Targeted + Systematic Biopsy new “gold standard” for detection of prostate cancer - but not enough gold to afford it

Prostate Cancer Detection & MRI Prostate Cancer Screening
24 Core Systematic (random) Biopsy missed 1 in 5 Gleason >6 cancers. Combined with targeted reduced misses to 1 in 8.

A new “gold standard” for detection of prostate cancer? | THE "NEW" PROSTATE CANCER INFOLINK
A combination of systematic and targeted biopsy methods may well be the ideal that we seek to establish for the detection of prostate cancer. Making such methodology available to every patient will require patience and greater thought about who actually needs this type of biopsy. It would, for example, become more practical if we could cut down the number of men who are being given unnecessary biopsies every year.
Study compared effectiveness of 4 targeted vs. 24 systematic core biopsy

Comparative Analysis of Transperineal Template Saturation Prostate Biopsy Versus Magnetic Resonance Imaging Targeted Biopsy with Magnetic Resonance Imaging-Ultrasound Fusion Guidance - The Journal of Urology

Results

Overall 150 cancers and 86 Gleason score 7 or greater cancers were diagnosed. Systematic, transperineal biopsy missed 18 Gleason score 7 or greater tumors (20.9%) while targeted biopsy did not detect 11 (12.8%). Targeted biopsy of PI-RADS 2—5 alone overlooked 43.8% of Gleason score 6 tumors. McNemar’s tests for detection of Gleason score 7 or greater cancers in both modalities were not statistically significant but showed a trend of superiority for targeted primary biopsies (p=0.08). Sampling efficiency was in favor of magnetic resonance imaging targeted prostate biopsy with 46.0% of targeted biopsy vs 7.5% of systematic, transperineal biopsy cores detecting Gleason score 7 or greater cancers. To diagnose 1 Gleason score 7 or greater cancer, 3.4 targeted and 7.4 systematic biopsies were needed.
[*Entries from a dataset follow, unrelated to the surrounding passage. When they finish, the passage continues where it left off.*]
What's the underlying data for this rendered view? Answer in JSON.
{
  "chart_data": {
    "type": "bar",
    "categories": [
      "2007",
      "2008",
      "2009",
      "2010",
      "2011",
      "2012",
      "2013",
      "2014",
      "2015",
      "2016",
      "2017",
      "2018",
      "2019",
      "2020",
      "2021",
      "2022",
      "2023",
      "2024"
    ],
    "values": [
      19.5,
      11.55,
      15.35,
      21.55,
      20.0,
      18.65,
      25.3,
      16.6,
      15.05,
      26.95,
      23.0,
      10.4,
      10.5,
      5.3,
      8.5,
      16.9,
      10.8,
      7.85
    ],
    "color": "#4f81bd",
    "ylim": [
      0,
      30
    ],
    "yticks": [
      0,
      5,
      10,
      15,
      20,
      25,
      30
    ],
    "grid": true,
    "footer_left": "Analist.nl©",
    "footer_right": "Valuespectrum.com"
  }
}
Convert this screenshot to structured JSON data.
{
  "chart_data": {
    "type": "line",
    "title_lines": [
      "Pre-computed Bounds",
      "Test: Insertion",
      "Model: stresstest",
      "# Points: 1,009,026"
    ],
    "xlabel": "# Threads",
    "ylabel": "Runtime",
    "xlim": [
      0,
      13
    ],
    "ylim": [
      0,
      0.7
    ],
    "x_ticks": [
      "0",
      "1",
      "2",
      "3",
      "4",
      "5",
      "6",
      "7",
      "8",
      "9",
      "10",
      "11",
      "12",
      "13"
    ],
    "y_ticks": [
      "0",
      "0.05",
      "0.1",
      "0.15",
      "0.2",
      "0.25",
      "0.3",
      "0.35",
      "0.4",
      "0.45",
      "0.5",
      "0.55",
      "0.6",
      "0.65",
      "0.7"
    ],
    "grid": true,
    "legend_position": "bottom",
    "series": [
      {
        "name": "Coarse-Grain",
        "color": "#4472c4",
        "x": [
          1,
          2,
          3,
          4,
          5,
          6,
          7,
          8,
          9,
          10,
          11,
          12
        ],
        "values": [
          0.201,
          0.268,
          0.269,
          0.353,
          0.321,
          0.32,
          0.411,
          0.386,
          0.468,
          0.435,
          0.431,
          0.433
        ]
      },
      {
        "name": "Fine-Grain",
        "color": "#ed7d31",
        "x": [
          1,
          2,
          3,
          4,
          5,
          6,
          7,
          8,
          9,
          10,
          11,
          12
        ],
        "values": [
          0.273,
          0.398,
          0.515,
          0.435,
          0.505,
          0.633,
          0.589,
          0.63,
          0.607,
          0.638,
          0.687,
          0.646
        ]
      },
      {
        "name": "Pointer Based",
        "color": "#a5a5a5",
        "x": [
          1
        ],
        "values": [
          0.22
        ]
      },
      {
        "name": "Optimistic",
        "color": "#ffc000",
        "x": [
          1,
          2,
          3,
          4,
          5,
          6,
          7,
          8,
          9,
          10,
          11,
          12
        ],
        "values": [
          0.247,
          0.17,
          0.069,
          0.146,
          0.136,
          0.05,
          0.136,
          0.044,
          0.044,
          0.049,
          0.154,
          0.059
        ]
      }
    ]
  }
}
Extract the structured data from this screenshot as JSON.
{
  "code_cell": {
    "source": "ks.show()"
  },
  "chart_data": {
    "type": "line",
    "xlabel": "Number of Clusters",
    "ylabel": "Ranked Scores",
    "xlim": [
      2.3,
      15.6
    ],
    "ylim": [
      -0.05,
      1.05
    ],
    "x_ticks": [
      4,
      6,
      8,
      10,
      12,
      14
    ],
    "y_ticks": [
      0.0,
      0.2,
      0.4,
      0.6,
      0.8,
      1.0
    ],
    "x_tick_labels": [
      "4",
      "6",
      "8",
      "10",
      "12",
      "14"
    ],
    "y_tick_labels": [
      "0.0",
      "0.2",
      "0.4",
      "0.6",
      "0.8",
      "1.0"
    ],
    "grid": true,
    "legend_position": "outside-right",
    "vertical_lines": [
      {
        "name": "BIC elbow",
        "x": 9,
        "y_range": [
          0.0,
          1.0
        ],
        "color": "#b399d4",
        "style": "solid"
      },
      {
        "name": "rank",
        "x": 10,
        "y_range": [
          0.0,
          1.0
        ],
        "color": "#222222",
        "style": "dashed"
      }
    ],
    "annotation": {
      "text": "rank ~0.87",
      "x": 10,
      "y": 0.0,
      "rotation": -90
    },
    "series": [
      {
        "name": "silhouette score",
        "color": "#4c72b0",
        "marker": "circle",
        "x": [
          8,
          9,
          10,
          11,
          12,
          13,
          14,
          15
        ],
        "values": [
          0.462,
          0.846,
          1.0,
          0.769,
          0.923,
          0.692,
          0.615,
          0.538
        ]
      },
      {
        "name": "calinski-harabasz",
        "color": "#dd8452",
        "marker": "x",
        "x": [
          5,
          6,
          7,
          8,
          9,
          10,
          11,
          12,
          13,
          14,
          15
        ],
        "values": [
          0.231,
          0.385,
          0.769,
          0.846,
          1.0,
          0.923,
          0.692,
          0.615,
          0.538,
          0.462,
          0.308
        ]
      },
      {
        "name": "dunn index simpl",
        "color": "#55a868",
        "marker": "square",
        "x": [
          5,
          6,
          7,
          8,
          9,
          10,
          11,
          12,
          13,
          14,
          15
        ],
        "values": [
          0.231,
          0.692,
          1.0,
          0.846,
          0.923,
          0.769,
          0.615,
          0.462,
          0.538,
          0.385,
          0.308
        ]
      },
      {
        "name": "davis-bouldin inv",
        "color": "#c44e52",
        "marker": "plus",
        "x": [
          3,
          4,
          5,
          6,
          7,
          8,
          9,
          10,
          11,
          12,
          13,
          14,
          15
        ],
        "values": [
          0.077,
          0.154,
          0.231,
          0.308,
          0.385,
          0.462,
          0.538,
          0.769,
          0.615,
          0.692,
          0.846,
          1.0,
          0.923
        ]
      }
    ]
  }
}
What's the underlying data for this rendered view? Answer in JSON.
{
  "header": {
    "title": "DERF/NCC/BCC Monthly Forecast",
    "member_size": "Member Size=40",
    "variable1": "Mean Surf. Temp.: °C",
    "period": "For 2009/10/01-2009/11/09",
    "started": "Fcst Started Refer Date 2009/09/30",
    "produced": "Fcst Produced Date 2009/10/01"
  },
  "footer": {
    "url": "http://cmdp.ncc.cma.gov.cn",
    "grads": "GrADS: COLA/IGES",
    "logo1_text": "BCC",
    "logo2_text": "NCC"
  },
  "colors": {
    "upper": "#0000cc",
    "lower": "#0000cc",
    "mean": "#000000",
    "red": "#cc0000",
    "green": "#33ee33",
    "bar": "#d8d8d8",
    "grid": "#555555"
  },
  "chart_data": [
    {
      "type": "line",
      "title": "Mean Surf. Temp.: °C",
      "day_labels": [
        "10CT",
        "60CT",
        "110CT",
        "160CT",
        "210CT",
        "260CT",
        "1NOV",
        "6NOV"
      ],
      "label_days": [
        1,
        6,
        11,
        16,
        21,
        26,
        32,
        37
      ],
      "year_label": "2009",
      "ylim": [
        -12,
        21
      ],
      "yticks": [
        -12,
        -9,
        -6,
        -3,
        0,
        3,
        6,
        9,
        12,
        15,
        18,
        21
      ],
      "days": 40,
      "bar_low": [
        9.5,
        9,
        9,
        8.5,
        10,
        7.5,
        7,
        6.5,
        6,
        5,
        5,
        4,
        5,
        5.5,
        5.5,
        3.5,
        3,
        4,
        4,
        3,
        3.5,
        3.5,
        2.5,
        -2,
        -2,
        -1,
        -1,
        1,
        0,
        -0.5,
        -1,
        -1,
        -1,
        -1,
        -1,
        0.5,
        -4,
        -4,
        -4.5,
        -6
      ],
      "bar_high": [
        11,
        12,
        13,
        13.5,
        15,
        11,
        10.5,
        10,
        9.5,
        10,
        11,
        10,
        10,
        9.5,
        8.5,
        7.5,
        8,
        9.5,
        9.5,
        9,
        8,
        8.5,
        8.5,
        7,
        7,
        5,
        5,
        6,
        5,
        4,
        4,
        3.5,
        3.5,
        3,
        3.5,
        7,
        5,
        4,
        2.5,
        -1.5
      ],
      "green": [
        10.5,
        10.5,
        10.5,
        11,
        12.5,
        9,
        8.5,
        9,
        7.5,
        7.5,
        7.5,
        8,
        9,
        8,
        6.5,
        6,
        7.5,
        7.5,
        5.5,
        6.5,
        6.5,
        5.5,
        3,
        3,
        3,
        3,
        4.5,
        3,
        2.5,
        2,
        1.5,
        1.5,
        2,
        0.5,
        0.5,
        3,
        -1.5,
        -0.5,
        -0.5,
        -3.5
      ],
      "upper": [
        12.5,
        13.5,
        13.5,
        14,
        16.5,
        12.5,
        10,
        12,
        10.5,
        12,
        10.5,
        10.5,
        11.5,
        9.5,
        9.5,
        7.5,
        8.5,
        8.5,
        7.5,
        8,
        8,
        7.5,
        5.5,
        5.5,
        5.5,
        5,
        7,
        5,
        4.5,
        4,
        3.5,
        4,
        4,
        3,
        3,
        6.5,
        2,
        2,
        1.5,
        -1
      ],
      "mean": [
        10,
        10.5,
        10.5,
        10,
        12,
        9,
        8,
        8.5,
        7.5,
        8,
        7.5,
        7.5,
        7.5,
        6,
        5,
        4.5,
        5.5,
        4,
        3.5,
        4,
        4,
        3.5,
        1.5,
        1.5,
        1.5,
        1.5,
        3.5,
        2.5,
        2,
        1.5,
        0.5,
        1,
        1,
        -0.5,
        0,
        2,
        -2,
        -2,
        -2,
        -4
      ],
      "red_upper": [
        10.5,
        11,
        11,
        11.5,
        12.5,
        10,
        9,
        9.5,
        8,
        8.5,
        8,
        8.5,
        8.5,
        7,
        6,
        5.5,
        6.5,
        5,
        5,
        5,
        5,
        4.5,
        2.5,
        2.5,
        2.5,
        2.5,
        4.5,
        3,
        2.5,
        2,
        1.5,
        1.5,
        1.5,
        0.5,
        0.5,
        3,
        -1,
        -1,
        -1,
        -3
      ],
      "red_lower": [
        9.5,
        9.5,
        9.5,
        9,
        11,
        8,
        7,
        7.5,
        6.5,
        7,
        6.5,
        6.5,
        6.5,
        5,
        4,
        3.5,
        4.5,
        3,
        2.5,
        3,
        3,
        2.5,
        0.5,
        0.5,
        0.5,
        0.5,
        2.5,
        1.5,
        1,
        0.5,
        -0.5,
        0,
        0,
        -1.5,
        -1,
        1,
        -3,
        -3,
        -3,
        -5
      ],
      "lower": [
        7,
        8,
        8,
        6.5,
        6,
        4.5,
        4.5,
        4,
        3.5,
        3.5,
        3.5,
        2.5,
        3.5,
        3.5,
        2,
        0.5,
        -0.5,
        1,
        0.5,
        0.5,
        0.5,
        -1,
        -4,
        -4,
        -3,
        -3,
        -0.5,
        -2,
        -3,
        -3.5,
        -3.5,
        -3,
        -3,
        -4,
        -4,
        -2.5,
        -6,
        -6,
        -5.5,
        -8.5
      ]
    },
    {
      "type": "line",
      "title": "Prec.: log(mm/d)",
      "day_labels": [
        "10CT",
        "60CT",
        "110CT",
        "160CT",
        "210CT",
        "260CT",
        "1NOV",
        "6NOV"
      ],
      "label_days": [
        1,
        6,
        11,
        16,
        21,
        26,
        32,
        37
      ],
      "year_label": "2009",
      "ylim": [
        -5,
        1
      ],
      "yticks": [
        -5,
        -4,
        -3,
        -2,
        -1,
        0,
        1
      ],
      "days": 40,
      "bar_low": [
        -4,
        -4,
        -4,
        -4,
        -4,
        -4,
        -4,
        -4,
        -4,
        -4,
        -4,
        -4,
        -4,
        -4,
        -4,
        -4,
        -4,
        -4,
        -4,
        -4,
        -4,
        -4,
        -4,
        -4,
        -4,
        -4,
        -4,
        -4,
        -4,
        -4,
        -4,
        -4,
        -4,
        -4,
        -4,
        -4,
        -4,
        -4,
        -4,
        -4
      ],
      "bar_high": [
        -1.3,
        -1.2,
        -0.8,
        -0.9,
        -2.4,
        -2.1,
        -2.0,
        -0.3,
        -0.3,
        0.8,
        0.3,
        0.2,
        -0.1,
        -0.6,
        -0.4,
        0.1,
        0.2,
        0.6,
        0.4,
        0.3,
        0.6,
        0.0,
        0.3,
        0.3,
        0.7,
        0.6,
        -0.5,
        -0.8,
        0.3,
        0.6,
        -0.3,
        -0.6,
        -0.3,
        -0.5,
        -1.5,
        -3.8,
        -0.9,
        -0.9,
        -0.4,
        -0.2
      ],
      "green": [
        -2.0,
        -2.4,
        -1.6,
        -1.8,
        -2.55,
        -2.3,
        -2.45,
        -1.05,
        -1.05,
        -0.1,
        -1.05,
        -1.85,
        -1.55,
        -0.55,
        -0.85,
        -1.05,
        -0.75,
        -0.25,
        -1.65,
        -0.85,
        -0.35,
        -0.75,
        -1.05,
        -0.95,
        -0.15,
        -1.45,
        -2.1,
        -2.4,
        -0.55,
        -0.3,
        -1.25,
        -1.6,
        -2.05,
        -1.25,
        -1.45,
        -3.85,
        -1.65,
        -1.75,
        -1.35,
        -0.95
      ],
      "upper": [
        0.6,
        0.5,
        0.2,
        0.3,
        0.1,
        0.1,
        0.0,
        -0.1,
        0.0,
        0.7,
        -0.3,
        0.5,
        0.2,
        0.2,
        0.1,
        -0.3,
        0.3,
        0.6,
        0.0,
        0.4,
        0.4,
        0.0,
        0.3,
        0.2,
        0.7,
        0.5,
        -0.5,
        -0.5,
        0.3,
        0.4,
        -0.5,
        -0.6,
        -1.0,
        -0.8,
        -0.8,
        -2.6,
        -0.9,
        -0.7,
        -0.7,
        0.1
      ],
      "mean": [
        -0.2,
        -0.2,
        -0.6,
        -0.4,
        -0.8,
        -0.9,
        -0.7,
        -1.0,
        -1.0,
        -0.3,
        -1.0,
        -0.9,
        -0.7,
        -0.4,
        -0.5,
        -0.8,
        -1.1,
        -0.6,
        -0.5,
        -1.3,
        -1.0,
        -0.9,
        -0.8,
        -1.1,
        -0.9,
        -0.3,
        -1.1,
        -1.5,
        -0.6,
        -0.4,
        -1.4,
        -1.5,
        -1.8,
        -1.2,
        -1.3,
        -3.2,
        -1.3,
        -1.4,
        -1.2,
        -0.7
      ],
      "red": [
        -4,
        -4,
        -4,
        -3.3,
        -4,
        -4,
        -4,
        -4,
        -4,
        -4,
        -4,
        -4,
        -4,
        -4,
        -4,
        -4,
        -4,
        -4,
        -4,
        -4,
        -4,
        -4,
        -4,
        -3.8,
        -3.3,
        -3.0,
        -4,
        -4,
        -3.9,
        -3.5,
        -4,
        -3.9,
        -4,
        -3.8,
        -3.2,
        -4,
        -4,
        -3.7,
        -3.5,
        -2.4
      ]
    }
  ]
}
Limiting biopsy to men with PI-RADS 3–5 would have missed 17 Gleason score 7 or greater tumors (19.8%), demonstrating limited magnetic resonance imaging sensitivity. PI-RADS scores, digital rectal examination findings and prostate specific antigen greater than 20 ng/ml were predictors of Gleason score 7 or greater disease.

Conclusions

Compared to systematic, transperineal biopsy as a reference test, magnetic resonance imaging targeted biopsy alone detected as many Gleason score 7 or greater tumors while simultaneously mitigating the detection of lower grade disease. The gold standard for cancer detection in primary biopsy is a combination of systematic and targeted cores.